The standard adult dose of OXYCONTIN is: 10 mg orally every 12 hours; titrate based on pain severity and prior opioid exposure.. The standard adult dose of MYCOPHENOLATE SODIUM is: 720 mg orally twice daily, administered as two 360 mg tablets or two 180 mg capsules. Intravenous infusion: 720 mg intravenously over 2 hours twice daily, for patients unable to tolerate oral therapy.. Dosing should always be individualized based on indication, renal and hepatic function, age, and other patient factors.
No direct drug-drug interaction has been formally documented between OXYCONTIN and MYCOPHENOLATE SODIUM in current clinical databases. However, individual patient risk factors including other medications, organ function, and comorbidities should always be evaluated by a qualified healthcare provider.

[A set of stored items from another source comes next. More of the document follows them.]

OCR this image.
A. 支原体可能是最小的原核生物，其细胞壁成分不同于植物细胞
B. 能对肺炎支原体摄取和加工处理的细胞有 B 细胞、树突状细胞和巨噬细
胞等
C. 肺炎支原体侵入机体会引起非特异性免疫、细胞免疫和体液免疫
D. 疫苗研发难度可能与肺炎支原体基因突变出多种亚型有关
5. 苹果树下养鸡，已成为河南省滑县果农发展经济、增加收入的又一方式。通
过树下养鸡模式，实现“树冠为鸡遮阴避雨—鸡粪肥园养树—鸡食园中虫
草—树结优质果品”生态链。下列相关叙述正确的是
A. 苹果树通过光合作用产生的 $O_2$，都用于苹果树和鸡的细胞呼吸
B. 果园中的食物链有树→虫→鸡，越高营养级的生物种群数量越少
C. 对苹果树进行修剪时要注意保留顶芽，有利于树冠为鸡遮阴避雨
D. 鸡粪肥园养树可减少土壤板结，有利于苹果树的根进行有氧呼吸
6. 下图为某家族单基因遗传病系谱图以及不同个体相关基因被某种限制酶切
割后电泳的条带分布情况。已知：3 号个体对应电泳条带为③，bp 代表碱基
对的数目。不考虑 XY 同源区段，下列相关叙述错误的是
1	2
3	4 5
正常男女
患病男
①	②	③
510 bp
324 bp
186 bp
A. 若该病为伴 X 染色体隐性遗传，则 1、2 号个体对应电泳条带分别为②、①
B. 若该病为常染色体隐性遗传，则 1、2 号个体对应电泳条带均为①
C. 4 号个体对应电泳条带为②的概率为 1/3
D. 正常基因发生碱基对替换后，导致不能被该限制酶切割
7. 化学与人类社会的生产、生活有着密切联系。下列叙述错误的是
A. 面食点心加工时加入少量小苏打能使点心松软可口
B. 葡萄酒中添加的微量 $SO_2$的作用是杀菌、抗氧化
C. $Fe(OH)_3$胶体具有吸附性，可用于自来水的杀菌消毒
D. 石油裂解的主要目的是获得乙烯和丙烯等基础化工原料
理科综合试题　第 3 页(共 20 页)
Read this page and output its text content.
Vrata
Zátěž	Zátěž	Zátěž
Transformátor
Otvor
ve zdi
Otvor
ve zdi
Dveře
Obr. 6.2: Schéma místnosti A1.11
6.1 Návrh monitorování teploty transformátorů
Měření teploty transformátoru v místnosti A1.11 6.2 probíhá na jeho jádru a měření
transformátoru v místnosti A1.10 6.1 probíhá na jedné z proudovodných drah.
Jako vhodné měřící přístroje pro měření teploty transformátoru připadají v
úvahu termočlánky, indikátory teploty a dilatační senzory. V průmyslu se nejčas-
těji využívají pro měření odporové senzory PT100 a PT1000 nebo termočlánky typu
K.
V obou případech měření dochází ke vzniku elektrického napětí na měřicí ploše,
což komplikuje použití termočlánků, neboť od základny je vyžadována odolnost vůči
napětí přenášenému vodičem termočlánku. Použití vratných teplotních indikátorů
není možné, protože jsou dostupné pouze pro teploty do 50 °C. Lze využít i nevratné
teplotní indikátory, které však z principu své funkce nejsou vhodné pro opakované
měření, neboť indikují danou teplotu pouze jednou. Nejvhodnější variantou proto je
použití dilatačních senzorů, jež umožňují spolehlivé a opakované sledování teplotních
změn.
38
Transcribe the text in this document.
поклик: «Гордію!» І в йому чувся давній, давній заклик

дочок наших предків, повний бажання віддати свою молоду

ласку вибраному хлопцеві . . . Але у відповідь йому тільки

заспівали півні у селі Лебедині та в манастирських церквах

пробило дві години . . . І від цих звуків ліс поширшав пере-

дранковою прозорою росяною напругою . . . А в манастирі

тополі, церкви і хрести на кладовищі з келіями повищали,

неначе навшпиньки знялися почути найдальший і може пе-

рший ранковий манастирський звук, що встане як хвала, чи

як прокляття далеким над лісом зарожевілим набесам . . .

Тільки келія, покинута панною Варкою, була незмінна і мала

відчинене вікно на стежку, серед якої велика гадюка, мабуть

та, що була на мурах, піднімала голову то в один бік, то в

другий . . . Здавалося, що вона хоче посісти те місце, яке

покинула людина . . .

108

The maternal-fetal safety profiles differ. OXYCONTIN is classified as Category C. FDA Pregnancy Category C prior to 2020; no adequate studies in pregnant women. First trimester: Limited data suggest possible increased risk of neural tube defects (1.8-fold) and o. MYCOPHENOLATE SODIUM is classified as Category C. First trimester: High risk of structural malformations (e.g., cleft lip/palate, microtia, congenital heart defects) and spontaneous abortion. Second and third trimesters: Risk of o. Always consult a maternal-fetal medicine specialist before taking either drug during pregnancy or lactation.